Hasta aquí, me sentía como todo bogotano promedio en bicicleta: despedido, aborrecido por la multitud subterránea que atiende esas estufas de exhosto. Como si Cortázar estuviera al lado recitando su cuentico de las bicicletas prohibidas en 1962.
Pero no había perdido toda esperanza. A pesar de mis ganas de dar alaridos e invocar el Decreto 550 de 2010 y su artículo y parágrafo sobre cobros, más bien preferí seguir su consejo y crucé la calle donde un lugar tenía un aviso que orgullosamente decía “Bicicletas: $10”. Parqueé, hice la vuelta que iba a hacer (que no duraba un día y tanto sino solamente veinte minutos), y cuando volví me encontré con el cobro del joven que atendía:
“ah, es cicla?

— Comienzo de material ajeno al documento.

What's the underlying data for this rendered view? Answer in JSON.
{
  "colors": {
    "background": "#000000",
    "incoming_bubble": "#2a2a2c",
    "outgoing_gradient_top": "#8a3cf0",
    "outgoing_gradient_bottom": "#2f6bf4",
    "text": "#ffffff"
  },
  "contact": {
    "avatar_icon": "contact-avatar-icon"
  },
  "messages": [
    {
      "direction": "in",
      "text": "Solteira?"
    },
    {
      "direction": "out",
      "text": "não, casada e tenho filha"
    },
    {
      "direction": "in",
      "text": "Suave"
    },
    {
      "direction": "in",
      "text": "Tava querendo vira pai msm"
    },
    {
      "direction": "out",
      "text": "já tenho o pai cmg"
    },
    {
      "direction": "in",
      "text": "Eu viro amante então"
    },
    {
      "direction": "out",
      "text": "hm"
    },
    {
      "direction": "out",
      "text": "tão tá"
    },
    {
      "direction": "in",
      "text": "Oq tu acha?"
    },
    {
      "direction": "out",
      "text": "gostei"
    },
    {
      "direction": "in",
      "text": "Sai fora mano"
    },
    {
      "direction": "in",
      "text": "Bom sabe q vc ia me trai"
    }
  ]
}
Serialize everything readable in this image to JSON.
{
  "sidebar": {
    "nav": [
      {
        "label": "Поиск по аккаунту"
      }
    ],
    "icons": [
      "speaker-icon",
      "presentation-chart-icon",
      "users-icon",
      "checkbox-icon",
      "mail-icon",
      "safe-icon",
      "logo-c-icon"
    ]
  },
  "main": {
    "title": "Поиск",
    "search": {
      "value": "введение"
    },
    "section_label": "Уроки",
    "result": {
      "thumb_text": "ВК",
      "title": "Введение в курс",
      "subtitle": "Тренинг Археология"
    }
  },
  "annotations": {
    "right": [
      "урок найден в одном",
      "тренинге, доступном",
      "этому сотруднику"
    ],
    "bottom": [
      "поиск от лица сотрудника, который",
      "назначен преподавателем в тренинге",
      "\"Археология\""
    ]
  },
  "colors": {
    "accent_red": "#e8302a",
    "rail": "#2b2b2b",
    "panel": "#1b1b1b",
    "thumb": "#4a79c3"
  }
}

Toes doscientos pesos, hermanito”
D O S C I E N T O S P E S O S. Me daban ganas de abrazarlo, y el valor del parqueo fue tan sorprendentemente bajo que tuve problemas para pagar porque solo tenía un billete de cinco mil. Pero es que, ¿quién en esta ciudad espera pagar doscientos pesos de parqueadero? Creo que es igual de probable pagar un parqueadero de doscientos pesos que uno de cien mil.
Estamos en una ciudad de locos. Unos días sale un coro de cuarenta personas a cantar en TransMilenio (y no cobran!), otros días se entran tres muchachitos y bloquean el bus para atracar gente en otro TransMi. Esta mañana, como si fuera un ejercicio de dos Victorinos, a un tipo le cobran cien mil pesos por andar en bicicleta y yo pago doscientos. Cada día estoy más seguro que en esta ciudad van a llover ranas pero todavía me resisto a pensar que vivimos en el mundo del Perro Andaluz. Lo que sí es cierto es que, si siguen cobrando cien mil en los parqueaderos, van a empezar a morir más ciclistas pero del puro susto (cuando vean la factura).